Wetenschappelijke onfeilbaarheid

Een kritische vraag in de wetenschap is, in hoeverre de huidige wetenschappelijke kennis een indicator is van wat werkelijk De Waarheid is ten aanzien van de fysieke wereld waarin we leven. De acceptatie van wetenschappelijke kennis als de absolute en onbetwijfelbare Waarheid (zoals in de theologie of ideologie) wordt sciëntisme genoemd. Lang niet iedereen meent dat wetenschap onfeilbaar is, en dat geldt zowel voor de wetenschappers zelf als voor leken. Wetenschap kan derhalve dus lang niet altijd een doorslaggevende rol spelen in het proces van besluitvorming door consensus waarin personen van allerlei morele en ethische standpunten tot overeenstemming proberen te komen over ‘wat de werkelijkheid is’. Met andere woorden, wetenschap kan niet de belangrijke scheidsrechter voor discussies zijn die sommigen graag zien. Wetenschap is soms partij, zoals de debatten over intelligent design, de opwarming van de aarde, kernenergie, nanotechnologie of homeopathie laten zien.

De wetenschappelijke methode

Paul Feyerabend beargumenteerde dat het onmogelijk is om met één beschrijving van de wetenschappelijke methode alle methoden en benaderingen van wetenschappers te omvatten. Feyerabend had bezwaren tegen het voorschrijven van een bepaalde wetenschappelijke methode, omdat elke methode leidt tot een belemmering en verkramping van het wetenschappelijk proces. Feyerabend stelde dat het enige principe dat de vooruitgang niet tegenhoudt is: “anything goes”.

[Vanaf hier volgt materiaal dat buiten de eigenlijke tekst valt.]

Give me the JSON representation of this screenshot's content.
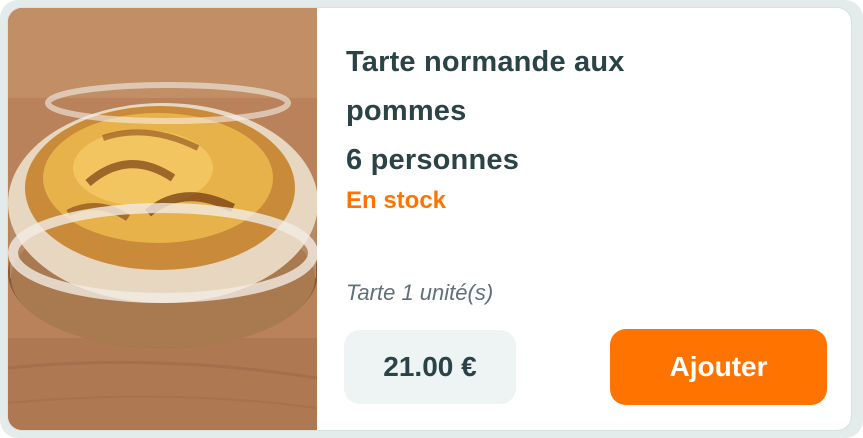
{
  "product": {
    "name_line1": "Tarte normande aux",
    "name_line2": "pommes",
    "name_line3": "6 personnes",
    "stock_status": "En stock",
    "unit": "Tarte 1 unité(s)",
    "price": "21.00 €",
    "add_label": "Ajouter",
    "image_icon": "tart-photo"
  },
  "colors": {
    "accent": "#ff7300",
    "title": "#2b4347",
    "price_bg": "#eef3f3"
  }
}
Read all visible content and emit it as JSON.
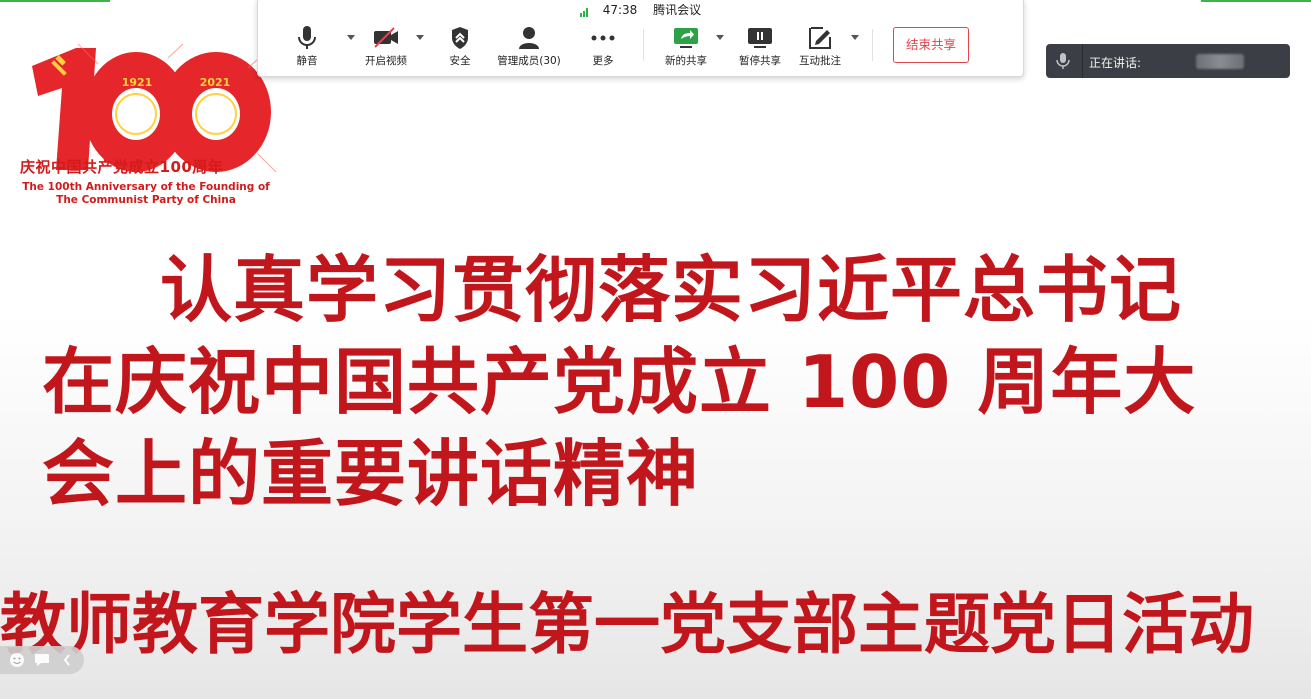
{
  "meeting": {
    "timer": "47:38",
    "app_name": "腾讯会议"
  },
  "toolbar": {
    "mute_label": "静音",
    "video_label": "开启视频",
    "security_label": "安全",
    "members_label": "管理成员(30)",
    "more_label": "更多",
    "new_share_label": "新的共享",
    "pause_share_label": "暂停共享",
    "annotate_label": "互动批注",
    "end_share_label": "结束共享"
  },
  "speaking": {
    "label": "正在讲话:"
  },
  "logo": {
    "year_start": "1921",
    "year_end": "2021",
    "caption_cn": "庆祝中国共产党成立100周年",
    "caption_en_1": "The 100th Anniversary of the Founding of",
    "caption_en_2": "The Communist Party of China"
  },
  "slide": {
    "title_line_1": "认真学习贯彻落实习近平总书记",
    "title_line_2": "在庆祝中国共产党成立 100 周年大",
    "title_line_3": "会上的重要讲话精神",
    "subtitle": "教师教育学院学生第一党支部主题党日活动"
  },
  "colors": {
    "accent_red": "#c1161c",
    "logo_red": "#d31b1b",
    "signal_green": "#27b543",
    "end_share_red": "#e0464c"
  }
}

Karl Popper benadrukte het belang van een kritische houding van wetenschappers en een daaraan gerelateerde kritische methode. Juist de dominante theorieën zouden aangepakt en tegen het licht gehouden moeten worden. Thomas Kuhn daarentegen dacht dat het voor de gewone wetenschapper volstaat om gebruik te maken van bestaande theorieën. Hij vond dat vooral deze verder ontwikkeld moesten worden en vooralsnog verdedigd dienden te worden. Beide waren zo overtuigd van hun gelijk dat zij de truc gemist hebben. De truc om wetenschap op groepsniveau te beschouwen. Door dat te doen merk je dat puzzels oplossen en een offensieve kritische houding prima en simultaan kunnen samengaan in de wetenschap. De kritieke vraag wordt dan: Hoe kun je de brug tussen deze twee slaan?”.

Feministische Filosofie

Volgens de feministische filosofie zou de wetenschappelijke methode niet gender-neutraal zijn. De methode is volgens feministen erg mannelijk van aard, vanwege de nadruk op rationaliteit, zakelijkheid en objectiviteit en het gebrek aan betrokkenheid. Gepleit werd voor nieuwe methoden – met name in de sociale wetenschappen – met minder aandacht voor individuele vragenlijsten, en meer voor onderzoekende vraaggesprekken, groepsdiscussies en een directe betrokkenheid.

Delen en het geheel

Delen en het geheel

Iedereen beleeft de wereld anders en niemand ziet het geheel. Elk mens benadrukt een bepaald aspect van het leven. Deze verdeeldheid zit besloten in onze werkwoorden: denken, accepteren, begrijpen, constateren, waarnemen, fantaseren, geloven, voelen, werken, willen, etc.

Vragen

Deze werkwoorden sluiten elkaar vaak uit: denken versus geloven, willen versus accepteren, rekenen versus beredeneren. De tegenstelling tussen de werkwoorden hebben en zijn, zien we in de tegengestelde uitspraken ‘ik heb een verstand’ en ‘wij zijn ons brein’. Laat ik eens beginnen met wat vragen voordat we beginnen met antwoorden.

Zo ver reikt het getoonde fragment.